The chairman, House Committee on Public Accounts, Honourable Solomon Olamilekan Adeola, who dropped the hint during an interactive session with newsmen in Abuja on Wednesday noted that, “Senator Ogunlewe and Chief Anenih still have cases to answer, the facts are all on ground. There are facts and figures. No case is closed. We are working round the clock so that all audit queries are treated.”
It will be recalled that the House committee had last year summoned Chief Anenih to defend his actions on a N2.3 billion allegedly spent on failed road contract in Nasarawa State in 2006.
But Chief Anenih, had in a four-page letter to the Speaker, Honourable Aminu Tambuwal, dated November 29 questioned the claim of the committee on the N2.3 billion failed contract.

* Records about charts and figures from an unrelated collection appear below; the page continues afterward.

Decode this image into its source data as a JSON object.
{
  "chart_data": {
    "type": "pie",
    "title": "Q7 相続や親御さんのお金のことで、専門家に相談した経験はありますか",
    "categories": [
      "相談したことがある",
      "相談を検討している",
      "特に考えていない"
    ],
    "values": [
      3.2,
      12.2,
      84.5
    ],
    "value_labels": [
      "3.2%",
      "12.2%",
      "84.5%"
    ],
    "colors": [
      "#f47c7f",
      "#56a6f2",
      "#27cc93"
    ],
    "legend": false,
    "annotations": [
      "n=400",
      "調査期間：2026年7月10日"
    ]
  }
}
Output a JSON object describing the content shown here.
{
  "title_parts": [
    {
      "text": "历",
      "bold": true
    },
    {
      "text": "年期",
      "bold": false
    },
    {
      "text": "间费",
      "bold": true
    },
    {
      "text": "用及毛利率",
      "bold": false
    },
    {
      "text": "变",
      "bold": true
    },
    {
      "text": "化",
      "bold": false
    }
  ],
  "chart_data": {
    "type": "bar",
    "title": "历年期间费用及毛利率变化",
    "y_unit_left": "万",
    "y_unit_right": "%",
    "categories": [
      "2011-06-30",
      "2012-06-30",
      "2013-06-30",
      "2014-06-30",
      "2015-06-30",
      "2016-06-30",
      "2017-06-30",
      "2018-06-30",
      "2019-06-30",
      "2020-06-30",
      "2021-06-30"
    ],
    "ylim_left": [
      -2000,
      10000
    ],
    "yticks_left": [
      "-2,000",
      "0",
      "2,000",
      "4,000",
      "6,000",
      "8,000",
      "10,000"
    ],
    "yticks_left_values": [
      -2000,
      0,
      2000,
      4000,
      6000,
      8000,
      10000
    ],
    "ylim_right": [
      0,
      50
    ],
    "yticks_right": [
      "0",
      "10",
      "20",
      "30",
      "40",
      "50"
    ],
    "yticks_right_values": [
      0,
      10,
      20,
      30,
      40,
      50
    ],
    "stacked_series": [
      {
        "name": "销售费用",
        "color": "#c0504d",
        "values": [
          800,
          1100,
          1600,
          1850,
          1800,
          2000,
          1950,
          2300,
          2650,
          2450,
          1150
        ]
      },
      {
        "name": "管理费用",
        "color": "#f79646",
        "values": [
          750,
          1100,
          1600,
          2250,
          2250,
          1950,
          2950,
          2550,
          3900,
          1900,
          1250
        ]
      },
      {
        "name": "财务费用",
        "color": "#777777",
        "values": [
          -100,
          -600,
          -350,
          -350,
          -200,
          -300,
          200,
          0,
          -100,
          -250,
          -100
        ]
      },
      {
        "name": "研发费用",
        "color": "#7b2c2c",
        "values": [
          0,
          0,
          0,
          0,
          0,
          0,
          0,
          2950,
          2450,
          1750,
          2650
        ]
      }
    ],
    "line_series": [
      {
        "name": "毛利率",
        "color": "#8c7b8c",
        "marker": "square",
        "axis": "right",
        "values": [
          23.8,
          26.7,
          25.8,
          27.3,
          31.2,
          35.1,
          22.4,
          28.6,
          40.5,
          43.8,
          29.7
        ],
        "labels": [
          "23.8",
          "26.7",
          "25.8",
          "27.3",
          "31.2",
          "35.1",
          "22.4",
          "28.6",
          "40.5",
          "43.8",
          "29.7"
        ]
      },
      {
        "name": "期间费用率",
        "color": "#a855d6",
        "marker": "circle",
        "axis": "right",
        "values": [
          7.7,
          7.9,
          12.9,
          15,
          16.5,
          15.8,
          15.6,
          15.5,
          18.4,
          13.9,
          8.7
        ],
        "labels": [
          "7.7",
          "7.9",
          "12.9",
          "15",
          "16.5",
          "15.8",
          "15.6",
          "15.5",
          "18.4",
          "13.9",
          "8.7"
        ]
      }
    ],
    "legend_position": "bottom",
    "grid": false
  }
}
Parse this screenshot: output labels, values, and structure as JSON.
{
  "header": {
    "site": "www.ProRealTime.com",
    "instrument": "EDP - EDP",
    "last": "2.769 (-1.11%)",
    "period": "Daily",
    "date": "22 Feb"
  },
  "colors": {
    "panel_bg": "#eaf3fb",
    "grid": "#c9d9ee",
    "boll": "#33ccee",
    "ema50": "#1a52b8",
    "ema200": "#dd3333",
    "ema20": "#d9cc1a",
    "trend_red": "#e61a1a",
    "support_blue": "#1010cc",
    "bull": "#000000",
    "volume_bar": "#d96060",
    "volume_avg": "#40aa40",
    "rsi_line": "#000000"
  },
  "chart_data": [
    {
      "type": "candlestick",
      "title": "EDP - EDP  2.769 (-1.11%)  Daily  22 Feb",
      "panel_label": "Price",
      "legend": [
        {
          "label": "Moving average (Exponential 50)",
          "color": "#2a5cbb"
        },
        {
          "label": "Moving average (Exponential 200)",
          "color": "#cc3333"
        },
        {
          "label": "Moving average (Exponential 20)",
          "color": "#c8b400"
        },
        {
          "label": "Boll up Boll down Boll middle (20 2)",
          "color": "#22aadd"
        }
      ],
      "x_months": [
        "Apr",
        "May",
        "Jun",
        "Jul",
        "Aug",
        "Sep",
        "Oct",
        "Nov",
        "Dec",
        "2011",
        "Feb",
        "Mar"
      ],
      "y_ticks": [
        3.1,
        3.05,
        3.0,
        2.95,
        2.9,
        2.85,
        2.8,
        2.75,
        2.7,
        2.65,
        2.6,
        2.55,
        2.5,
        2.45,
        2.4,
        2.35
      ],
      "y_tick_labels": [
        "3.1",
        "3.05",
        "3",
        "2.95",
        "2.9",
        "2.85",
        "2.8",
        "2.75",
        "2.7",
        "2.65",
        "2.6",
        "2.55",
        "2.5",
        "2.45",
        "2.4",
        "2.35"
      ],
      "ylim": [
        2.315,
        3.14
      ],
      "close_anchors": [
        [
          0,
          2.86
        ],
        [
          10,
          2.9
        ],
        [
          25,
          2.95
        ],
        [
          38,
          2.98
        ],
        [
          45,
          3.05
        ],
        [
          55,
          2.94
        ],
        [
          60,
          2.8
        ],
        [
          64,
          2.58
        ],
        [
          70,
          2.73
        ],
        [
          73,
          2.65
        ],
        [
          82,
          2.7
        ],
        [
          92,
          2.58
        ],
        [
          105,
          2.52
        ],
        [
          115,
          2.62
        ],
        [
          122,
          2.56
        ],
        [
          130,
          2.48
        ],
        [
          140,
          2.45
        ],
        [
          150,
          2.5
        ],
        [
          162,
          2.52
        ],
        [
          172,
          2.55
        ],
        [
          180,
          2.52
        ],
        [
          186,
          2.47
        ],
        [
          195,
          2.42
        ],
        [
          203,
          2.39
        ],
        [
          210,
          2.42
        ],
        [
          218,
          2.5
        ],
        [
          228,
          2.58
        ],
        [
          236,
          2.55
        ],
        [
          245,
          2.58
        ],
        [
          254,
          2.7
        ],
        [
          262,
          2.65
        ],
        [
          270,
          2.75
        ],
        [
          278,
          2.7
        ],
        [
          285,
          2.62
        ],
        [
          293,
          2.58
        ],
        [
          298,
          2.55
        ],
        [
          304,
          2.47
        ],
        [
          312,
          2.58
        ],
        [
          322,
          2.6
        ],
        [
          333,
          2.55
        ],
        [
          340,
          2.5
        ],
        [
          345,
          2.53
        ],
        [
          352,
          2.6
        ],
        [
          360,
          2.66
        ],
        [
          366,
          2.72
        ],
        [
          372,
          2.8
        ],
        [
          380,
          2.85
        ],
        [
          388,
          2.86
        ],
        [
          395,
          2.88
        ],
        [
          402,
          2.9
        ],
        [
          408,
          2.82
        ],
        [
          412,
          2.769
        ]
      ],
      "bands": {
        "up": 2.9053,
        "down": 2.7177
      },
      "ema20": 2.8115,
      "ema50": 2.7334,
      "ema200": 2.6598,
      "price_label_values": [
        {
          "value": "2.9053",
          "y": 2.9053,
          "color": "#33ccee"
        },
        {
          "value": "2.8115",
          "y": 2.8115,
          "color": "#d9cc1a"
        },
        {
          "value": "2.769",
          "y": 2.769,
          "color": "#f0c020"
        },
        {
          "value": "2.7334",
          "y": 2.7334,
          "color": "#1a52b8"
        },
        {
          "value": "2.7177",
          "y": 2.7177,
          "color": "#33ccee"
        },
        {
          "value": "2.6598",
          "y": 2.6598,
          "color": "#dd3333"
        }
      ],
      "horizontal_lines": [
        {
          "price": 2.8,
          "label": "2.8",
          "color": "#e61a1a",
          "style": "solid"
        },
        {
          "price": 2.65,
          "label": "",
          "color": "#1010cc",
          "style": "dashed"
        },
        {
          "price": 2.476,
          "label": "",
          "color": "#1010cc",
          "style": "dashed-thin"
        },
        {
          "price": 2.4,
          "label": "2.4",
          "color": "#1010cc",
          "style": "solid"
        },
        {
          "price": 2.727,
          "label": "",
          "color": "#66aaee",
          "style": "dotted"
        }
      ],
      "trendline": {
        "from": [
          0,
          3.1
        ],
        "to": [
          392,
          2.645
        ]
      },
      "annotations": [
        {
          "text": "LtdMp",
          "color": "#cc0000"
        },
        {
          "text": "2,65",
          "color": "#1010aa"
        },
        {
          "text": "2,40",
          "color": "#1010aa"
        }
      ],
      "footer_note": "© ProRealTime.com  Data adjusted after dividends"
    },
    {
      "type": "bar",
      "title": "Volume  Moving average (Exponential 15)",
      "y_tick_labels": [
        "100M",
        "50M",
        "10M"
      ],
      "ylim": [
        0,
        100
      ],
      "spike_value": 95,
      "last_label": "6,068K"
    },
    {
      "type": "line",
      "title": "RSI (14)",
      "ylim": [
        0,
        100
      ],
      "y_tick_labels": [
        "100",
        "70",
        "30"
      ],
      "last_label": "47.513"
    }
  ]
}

However, the chairman of the committee said that the committee resolved to probe the two agencies under the purview of the aviation ministry because of their failure to answer queries arising from the Auditor-General’s Report.
According to him, “the new DG of FAAN has been avoiding the committee, we have invited him more than three times but he is always having one excuse or the other.
Then, I continue to wonder why somebody who is supposed to be a technocrat is now defending the purchase of two armoured cars for a minister, saying they are bringing politics into it. Mind you, this is a matter that is already before the public.”
Honourable Adeola further alleged that the committee, in the course of its duties, discovered that some ministers were in the habit of
dipping hands into the funds of agencies under them, saying, “you see ministers trampling on the agencies under them collecting funds that are not budgeted for like what you have just seen in the case of the Aviation Minister that went into NCAA accounts.”